Dieser Theorie zufolge müsste die Telekom ihre Peering-Punkte ausbauen. Gerade die Telekom tut sich aber mit Peering hierzulande schwer. Sie ist bspw. nicht am grössten deutschen Internetknoten DeCIX in Frankfurt/Main präsent, wo viele Provider Traffic untereinander austauschen.
Geht es nach der Telekom, sollen andere Provider zahlen, wenn sie Traffic ins Telekom-Netz leiten wollen.

Der Ausbau der Peering-Punkte aber kann kaum mehrere Milliarden verschlingen und auch die Aufrüstung der Backbone-Netze kann kaum derart hohe Kosten verursachen. Denn die notwendigen Glasfaserkabel liegen bereits in der Erde, es werden in aller Regel nur zusätzliche Fasern in den Kabeln beleuchtet oder auf bereits genutzte Fasern zusätzliche Wellenlängen aufgeschaltet.

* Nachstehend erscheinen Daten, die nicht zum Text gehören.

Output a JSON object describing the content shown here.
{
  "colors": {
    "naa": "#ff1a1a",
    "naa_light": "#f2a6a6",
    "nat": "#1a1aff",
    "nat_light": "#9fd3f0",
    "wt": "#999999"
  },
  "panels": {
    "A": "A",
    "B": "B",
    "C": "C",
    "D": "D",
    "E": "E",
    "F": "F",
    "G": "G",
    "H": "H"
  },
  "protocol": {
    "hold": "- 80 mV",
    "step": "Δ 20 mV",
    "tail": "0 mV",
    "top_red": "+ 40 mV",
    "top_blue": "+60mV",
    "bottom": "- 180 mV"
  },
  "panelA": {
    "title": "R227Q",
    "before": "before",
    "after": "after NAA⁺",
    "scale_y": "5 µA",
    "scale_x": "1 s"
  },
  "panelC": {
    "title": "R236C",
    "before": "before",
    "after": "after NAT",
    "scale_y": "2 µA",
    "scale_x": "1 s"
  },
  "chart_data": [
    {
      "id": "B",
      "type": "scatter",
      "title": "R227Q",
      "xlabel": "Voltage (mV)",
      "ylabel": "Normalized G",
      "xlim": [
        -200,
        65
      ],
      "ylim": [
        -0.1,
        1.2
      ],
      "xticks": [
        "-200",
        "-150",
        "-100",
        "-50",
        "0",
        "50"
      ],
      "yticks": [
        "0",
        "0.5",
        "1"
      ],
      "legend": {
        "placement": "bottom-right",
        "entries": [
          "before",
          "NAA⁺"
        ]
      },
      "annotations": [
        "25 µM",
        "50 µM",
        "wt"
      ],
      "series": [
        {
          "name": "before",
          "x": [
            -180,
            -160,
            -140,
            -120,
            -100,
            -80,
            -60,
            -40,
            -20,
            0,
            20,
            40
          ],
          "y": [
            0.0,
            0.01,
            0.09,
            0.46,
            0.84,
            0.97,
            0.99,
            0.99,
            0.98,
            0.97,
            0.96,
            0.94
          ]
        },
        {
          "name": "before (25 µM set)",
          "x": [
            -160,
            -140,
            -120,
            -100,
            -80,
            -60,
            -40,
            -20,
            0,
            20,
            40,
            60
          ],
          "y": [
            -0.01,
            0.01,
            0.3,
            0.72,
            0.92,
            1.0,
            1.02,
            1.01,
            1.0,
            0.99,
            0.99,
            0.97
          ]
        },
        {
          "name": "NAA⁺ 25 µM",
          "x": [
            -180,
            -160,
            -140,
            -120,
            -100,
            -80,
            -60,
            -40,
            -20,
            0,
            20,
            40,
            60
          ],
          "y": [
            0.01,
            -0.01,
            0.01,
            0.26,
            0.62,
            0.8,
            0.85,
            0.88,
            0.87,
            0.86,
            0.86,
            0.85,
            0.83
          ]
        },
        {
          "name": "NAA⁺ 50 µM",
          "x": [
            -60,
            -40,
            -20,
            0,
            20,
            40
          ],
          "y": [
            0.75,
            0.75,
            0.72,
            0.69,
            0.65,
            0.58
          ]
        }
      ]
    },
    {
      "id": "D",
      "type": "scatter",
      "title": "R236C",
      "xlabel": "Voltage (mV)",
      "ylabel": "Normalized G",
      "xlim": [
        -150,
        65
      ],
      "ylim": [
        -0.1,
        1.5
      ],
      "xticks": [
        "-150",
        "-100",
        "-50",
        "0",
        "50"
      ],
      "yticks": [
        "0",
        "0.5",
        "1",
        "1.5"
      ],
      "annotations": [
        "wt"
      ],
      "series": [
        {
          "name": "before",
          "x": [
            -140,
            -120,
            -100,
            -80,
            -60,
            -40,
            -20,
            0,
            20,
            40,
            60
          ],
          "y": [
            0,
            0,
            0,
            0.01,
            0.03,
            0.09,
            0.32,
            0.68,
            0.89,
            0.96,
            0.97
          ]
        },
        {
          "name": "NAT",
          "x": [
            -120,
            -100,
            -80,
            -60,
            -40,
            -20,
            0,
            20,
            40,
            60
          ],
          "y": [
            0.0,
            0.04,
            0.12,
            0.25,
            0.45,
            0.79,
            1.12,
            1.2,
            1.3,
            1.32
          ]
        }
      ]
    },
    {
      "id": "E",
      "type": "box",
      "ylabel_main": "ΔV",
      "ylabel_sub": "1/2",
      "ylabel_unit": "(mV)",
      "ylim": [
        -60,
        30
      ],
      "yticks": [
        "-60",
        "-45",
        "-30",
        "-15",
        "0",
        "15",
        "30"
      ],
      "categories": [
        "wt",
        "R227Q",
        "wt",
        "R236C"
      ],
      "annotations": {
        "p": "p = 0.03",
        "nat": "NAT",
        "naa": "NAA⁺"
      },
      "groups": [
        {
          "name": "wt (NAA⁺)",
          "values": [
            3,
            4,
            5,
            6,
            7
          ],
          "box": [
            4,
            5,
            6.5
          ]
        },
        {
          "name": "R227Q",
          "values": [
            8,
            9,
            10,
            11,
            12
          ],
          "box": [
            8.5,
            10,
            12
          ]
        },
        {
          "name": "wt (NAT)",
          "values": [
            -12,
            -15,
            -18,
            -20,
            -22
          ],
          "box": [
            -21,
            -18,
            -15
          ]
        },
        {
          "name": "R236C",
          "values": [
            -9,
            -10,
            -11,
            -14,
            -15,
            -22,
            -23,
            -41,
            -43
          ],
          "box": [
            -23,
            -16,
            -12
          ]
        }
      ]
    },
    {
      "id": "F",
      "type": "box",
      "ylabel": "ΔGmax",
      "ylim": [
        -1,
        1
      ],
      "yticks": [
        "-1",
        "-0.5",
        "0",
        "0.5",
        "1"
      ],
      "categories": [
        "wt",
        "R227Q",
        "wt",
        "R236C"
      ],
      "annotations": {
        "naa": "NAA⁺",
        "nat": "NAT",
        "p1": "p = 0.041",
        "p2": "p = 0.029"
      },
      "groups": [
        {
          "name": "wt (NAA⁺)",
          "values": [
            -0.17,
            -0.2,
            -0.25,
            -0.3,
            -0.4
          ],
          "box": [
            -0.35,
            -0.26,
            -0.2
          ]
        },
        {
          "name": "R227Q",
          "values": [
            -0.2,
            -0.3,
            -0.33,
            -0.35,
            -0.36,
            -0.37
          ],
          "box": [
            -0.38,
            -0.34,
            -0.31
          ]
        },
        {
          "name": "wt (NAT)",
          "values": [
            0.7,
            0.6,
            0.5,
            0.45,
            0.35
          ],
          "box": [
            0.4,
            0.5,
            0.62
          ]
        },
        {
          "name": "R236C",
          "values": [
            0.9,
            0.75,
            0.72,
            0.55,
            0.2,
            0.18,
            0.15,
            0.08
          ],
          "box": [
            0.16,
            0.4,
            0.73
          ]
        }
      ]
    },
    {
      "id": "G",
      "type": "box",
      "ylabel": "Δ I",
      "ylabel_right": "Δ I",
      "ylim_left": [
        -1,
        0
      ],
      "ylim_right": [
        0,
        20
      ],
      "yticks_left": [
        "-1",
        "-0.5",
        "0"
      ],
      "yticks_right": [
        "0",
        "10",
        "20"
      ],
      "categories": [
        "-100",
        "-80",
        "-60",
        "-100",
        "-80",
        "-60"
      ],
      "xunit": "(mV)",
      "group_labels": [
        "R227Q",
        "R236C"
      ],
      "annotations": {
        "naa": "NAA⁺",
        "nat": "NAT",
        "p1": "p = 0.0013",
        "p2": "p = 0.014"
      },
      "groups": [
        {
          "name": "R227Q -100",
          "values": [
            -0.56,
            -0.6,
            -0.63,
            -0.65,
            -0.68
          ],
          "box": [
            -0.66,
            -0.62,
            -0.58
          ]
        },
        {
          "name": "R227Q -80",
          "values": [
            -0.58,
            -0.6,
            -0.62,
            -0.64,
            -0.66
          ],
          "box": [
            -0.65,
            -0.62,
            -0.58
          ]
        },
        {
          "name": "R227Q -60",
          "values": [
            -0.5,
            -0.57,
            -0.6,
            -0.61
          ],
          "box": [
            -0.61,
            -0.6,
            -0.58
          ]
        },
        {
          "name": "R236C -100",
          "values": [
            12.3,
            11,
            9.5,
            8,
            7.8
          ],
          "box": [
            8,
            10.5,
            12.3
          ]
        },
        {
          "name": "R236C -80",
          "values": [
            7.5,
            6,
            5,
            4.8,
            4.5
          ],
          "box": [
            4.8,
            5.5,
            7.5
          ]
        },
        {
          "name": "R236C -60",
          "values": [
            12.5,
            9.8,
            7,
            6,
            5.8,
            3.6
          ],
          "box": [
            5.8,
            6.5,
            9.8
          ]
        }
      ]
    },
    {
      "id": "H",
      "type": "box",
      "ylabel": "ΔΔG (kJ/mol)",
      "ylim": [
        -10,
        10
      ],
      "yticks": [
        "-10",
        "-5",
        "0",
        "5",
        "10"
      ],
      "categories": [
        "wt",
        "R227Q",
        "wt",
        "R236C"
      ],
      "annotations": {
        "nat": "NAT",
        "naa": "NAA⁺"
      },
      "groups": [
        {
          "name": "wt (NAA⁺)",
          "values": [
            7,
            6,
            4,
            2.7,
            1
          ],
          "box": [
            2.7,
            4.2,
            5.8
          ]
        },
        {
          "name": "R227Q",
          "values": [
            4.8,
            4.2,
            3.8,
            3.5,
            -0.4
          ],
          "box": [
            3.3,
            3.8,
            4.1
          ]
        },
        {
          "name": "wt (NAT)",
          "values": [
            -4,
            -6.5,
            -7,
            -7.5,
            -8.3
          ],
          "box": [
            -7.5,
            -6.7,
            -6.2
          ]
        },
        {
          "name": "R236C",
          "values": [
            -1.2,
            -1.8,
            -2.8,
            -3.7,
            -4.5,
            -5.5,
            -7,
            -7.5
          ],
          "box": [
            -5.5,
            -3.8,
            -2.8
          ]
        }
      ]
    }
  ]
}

Wenn es bei den Investitionen aber darum geht, die Endkunden mit Glasfaser anzubinden, um deutlich höhere Bandbreiten auf der letzten Meile zu erreichen, erscheint eine Drosselung der Bandbreite wenig sinnvoll. Schliesslich kommt man schon mit den heutigen Endkundenbandbreiten über die von der Telekom festgelegten Traffic-Schwellen, wenn man viele Videoinhalte über das Netz nutzt, beispielsweise auf Youtube, in den Mediatheken der öffentlich-rechtlichen Sender oder bei kostenpflichtigen Video-on-Demand-Anbietern wie iTunes.
Mit Glasfaseranschlüssen mit höherer Bandbreite sollte der Traffic eher deutlich zunehmen.

Die geplante Drosselung erscheint vor diesem Hintergrund nur sinnvoll, wenn es darum geht, die Kostenverteilung zu verschieben, weg von den Endkunden, hin zu den Inhalteanbietern.
Dies bedeutet aber das Ende des Internets, wie wir es heute kennen, denn Inhalteanbieter müssten mit Endkundenprovidern Verträge schliessen, um sicherzustellen, dass ihre Inhalte nicht gedrosselt werden.

Ein entscheidender Erfolgsfaktor des Internets besteht aber gerade darin, dass alle Inhalte gleichberechtigt übertragen werden (Netzneutralität) und kleine Anbieter nicht erst mit vielen Endkundenprovidern Verträge abschliessen müssen, um ihre Inhalte zugänglich zu machen.